Monte-escalier droit dans un pavillon des années 80
Un couple de retraités boharsiens nous a appelés après une chute sans gravité dans l'escalier menant à l'étage. Madame renonçait à monter se coucher et dormait au rez-de-chaussée.

Un couple de retraités boharsiens nous a appelés après une chute sans gravité dans l'escalier menant à l'étage. Madame renonçait à monter se coucher et dormait au rez-de-chaussée.

Dans une maison en pierre du secteur de Kervao, l'escalier faisait un quart tournant serré vers un palier bas de plafond. La propriétaire, suivie pour de l'arthrose, ne montait plus qu'en s'agrippant à deux mains.

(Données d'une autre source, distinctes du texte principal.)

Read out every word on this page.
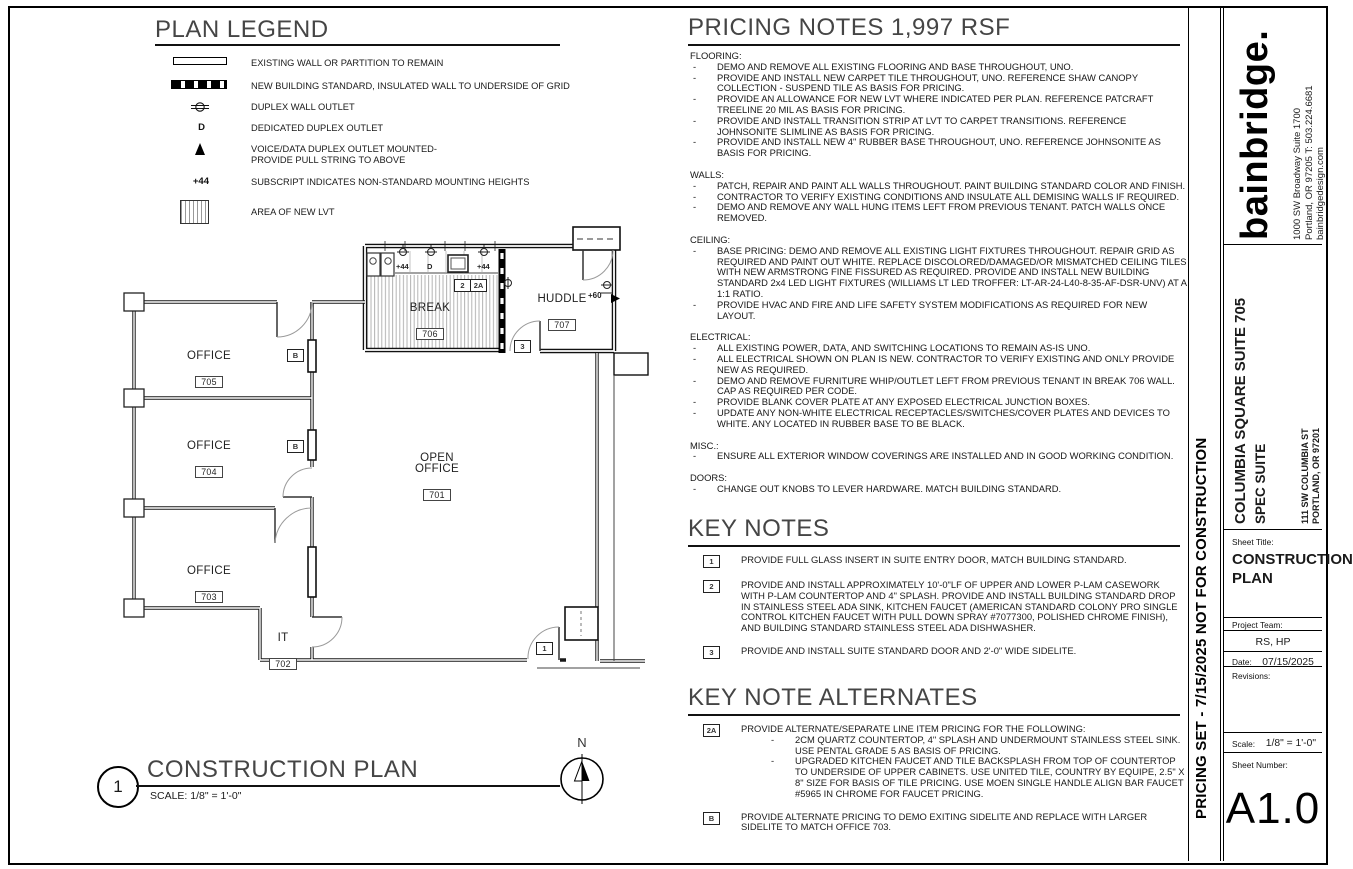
PLAN LEGEND
EXISTING WALL OR PARTITION TO REMAIN
NEW BUILDING STANDARD, INSULATED WALL TO UNDERSIDE OF GRID
DUPLEX WALL OUTLET
D	DEDICATED DUPLEX OUTLET
VOICE/DATA DUPLEX OUTLET MOUNTED-
PROVIDE PULL STRING TO ABOVE
+44	SUBSCRIPT INDICATES NON-STANDARD MOUNTING HEIGHTS
AREA OF NEW LVT

OFFICE

705

OFFICE

704

OFFICE

703

IT

702

OPEN
OFFICE

701

BREAK

706

HUDDLE

707

2	2A
3
1
B
B
+44 D	+44
+60
1
CONSTRUCTION PLAN
SCALE: 1/8" = 1'-0"
N
PRICING NOTES 1,997 RSF
FLOORING:
- DEMO AND REMOVE ALL EXISTING FLOORING AND BASE THROUGHOUT, UNO.
- PROVIDE AND INSTALL NEW CARPET TILE THROUGHOUT, UNO. REFERENCE SHAW CANOPY COLLECTION - SUSPEND TILE AS BASIS FOR PRICING.
- PROVIDE AN ALLOWANCE FOR NEW LVT WHERE INDICATED PER PLAN. REFERENCE PATCRAFT TREELINE 20 MIL AS BASIS FOR PRICING.
- PROVIDE AND INSTALL TRANSITION STRIP AT LVT TO CARPET TRANSITIONS. REFERENCE JOHNSONITE SLIMLINE AS BASIS FOR PRICING.
- PROVIDE AND INSTALL NEW 4" RUBBER BASE THROUGHOUT, UNO. REFERENCE JOHNSONITE AS BASIS FOR PRICING.
WALLS:
- PATCH, REPAIR AND PAINT ALL WALLS THROUGHOUT. PAINT BUILDING STANDARD COLOR AND FINISH.
- CONTRACTOR TO VERIFY EXISTING CONDITIONS AND INSULATE ALL DEMISING WALLS IF REQUIRED.
- DEMO AND REMOVE ANY WALL HUNG ITEMS LEFT FROM PREVIOUS TENANT. PATCH WALLS ONCE REMOVED.
CEILING:
- BASE PRICING: DEMO AND REMOVE ALL EXISTING LIGHT FIXTURES THROUGHOUT. REPAIR GRID AS REQUIRED AND PAINT OUT WHITE. REPLACE DISCOLORED/DAMAGED/OR MISMATCHED CEILING TILES WITH NEW ARMSTRONG FINE FISSURED AS REQUIRED. PROVIDE AND INSTALL NEW BUILDING STANDARD 2x4 LED LIGHT FIXTURES (WILLIAMS LT LED TROFFER: LT-AR-24-L40-8-35-AF-DSR-UNV) AT A 1:1 RATIO.
- PROVIDE HVAC AND FIRE AND LIFE SAFETY SYSTEM MODIFICATIONS AS REQUIRED FOR NEW LAYOUT.
ELECTRICAL:
- ALL EXISTING POWER, DATA, AND SWITCHING LOCATIONS TO REMAIN AS-IS UNO.
- ALL ELECTRICAL SHOWN ON PLAN IS NEW. CONTRACTOR TO VERIFY EXISTING AND ONLY PROVIDE NEW AS REQUIRED.
- DEMO AND REMOVE FURNITURE WHIP/OUTLET LEFT FROM PREVIOUS TENANT IN BREAK 706 WALL. CAP AS REQUIRED PER CODE.
- PROVIDE BLANK COVER PLATE AT ANY EXPOSED ELECTRICAL JUNCTION BOXES.
- UPDATE ANY NON-WHITE ELECTRICAL RECEPTACLES/SWITCHES/COVER PLATES AND DEVICES TO WHITE. ANY LOCATED IN RUBBER BASE TO BE BLACK.
MISC.:
- ENSURE ALL EXTERIOR WINDOW COVERINGS ARE INSTALLED AND IN GOOD WORKING CONDITION.
DOORS:
- CHANGE OUT KNOBS TO LEVER HARDWARE. MATCH BUILDING STANDARD.
KEY NOTES
1	PROVIDE FULL GLASS INSERT IN SUITE ENTRY DOOR, MATCH BUILDING STANDARD.
2	PROVIDE AND INSTALL APPROXIMATELY 10'-0"LF OF UPPER AND LOWER P-LAM CASEWORK WITH P-LAM COUNTERTOP AND 4" SPLASH. PROVIDE AND INSTALL BUILDING STANDARD DROP IN STAINLESS STEEL ADA SINK, KITCHEN FAUCET (AMERICAN STANDARD COLONY PRO SINGLE CONTROL KITCHEN FAUCET WITH PULL DOWN SPRAY #7077300, POLISHED CHROME FINISH), AND BUILDING STANDARD STAINLESS STEEL ADA DISHWASHER.
3	PROVIDE AND INSTALL SUITE STANDARD DOOR AND 2'-0" WIDE SIDELITE.
KEY NOTE ALTERNATES
2A	PROVIDE ALTERNATE/SEPARATE LINE ITEM PRICING FOR THE FOLLOWING:
- 2CM QUARTZ COUNTERTOP, 4" SPLASH AND UNDERMOUNT STAINLESS STEEL SINK. USE PENTAL GRADE 5 AS BASIS OF PRICING.
- UPGRADED KITCHEN FAUCET AND TILE BACKSPLASH FROM TOP OF COUNTERTOP TO UNDERSIDE OF UPPER CABINETS. USE UNITED TILE, COUNTRY BY EQUIPE, 2.5" X 8" SIZE FOR BASIS OF TILE PRICING. USE MOEN SINGLE HANDLE ALIGN BAR FAUCET #5965 IN CHROME FOR FAUCET PRICING.
B	PROVIDE ALTERNATE PRICING TO DEMO EXITING SIDELITE AND REPLACE WITH LARGER SIDELITE TO MATCH OFFICE 703.
PRICING SET - 7/15/2025 NOT FOR CONSTRUCTION	Sheet Title:
CONSTRUCTION PLAN
Project Team:
RS, HP
Date: 07/15/2025
Revisions:
Scale: 1/8" = 1'-0"
Sheet Number:
A1.0
bainbridge. 1000 SW Broadway Suite 1700 Portland, OR 97205 T: 503.224.6681 bainbridgedesign.com
COLUMBIA SQUARE SUITE 705 SPEC SUITE	111 SW COLUMBIA ST PORTLAND, OR 97201
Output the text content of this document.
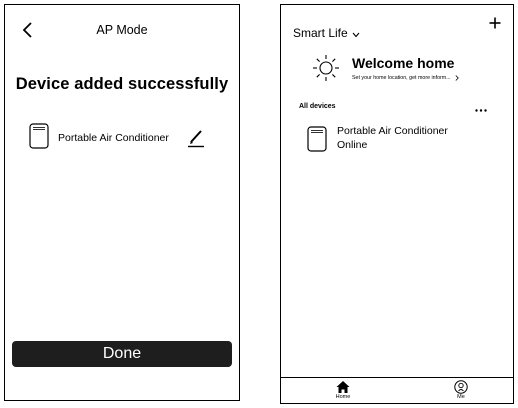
AP Mode
Device added successfully
Portable Air Conditioner
Done
Smart Life
Welcome home
Set your home location, get more inform...
All devices
Portable Air Conditioner
Online
Home	Me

Une maison de la Corniche s'ouvrait sur un perron de sept marches, seul chemin entre la rue et la porte d'entrée. Le propriétaire, appareillé du genou, ne sortait plus seul.

À Penvern, une famille cherchait une solution économique pour la maman, hébergée à l'étage après une hospitalisation. Le budget était serré et le besoin urgent.

Un pavillon de Coataudon présentait un escalier en deux volées séparées par un palier, avec deux virages. Le propriétaire, cardiaque, s'essoufflait dangereusement à chaque montée.

Dans une longère rénovée près du Passage, l'escalier tournant en chêne menait à des combles aménagés en chambre. La propriétaire, veuve, tenait à garder cette maison de famille.

Une maison de pêcheur du bourg de Roscanvel abritait un couple âgé dont l'un des conjoints ne montait plus. Le service de soins passait déjà chaque jour.

À Trémaïdic, un habitant en fauteuil roulant ne pouvait plus franchir les cinq marches entre son garage et le séjour surélevé. Les transferts étaient risqués pour lui comme pour son aidante.

À Kerabru, une ferme rénovée abritait un agriculteur retraité dont l'escalier tournant vers les combles était devenu infranchissable après une opération de la hanche.

En plein centre historique de Saint-Renan, une maison de ville étroite montait sur trois niveaux par un escalier tournant très serré. La propriétaire ne descendait plus faire ses courses aux halles.

Dans une maison béton de Lambézellec typique de la reconstruction brestoise, l'escalier droit et raide menait à l'unique étage des chambres. Le propriétaire, diabétique, avait renoncé à monter.

Un pavillon du quartier Saint-Pierre présentait un escalier en deux volées séparées par un palier, avec deux virages serrés. La cliente, suivie pour de l'arthrose, ne montait plus qu'à grand-peine.

Une maison tournée vers la rade s'ouvrait sur un perron de huit marches, seul lien entre la rue et la porte. Le propriétaire, essoufflé à la moindre montée, ne sortait plus seul.

À Bellevue, un habitant en fauteuil roulant ne pouvait plus franchir la demi-volée entre le hall et son logement surélevé. Les transferts étaient risqués au quotidien.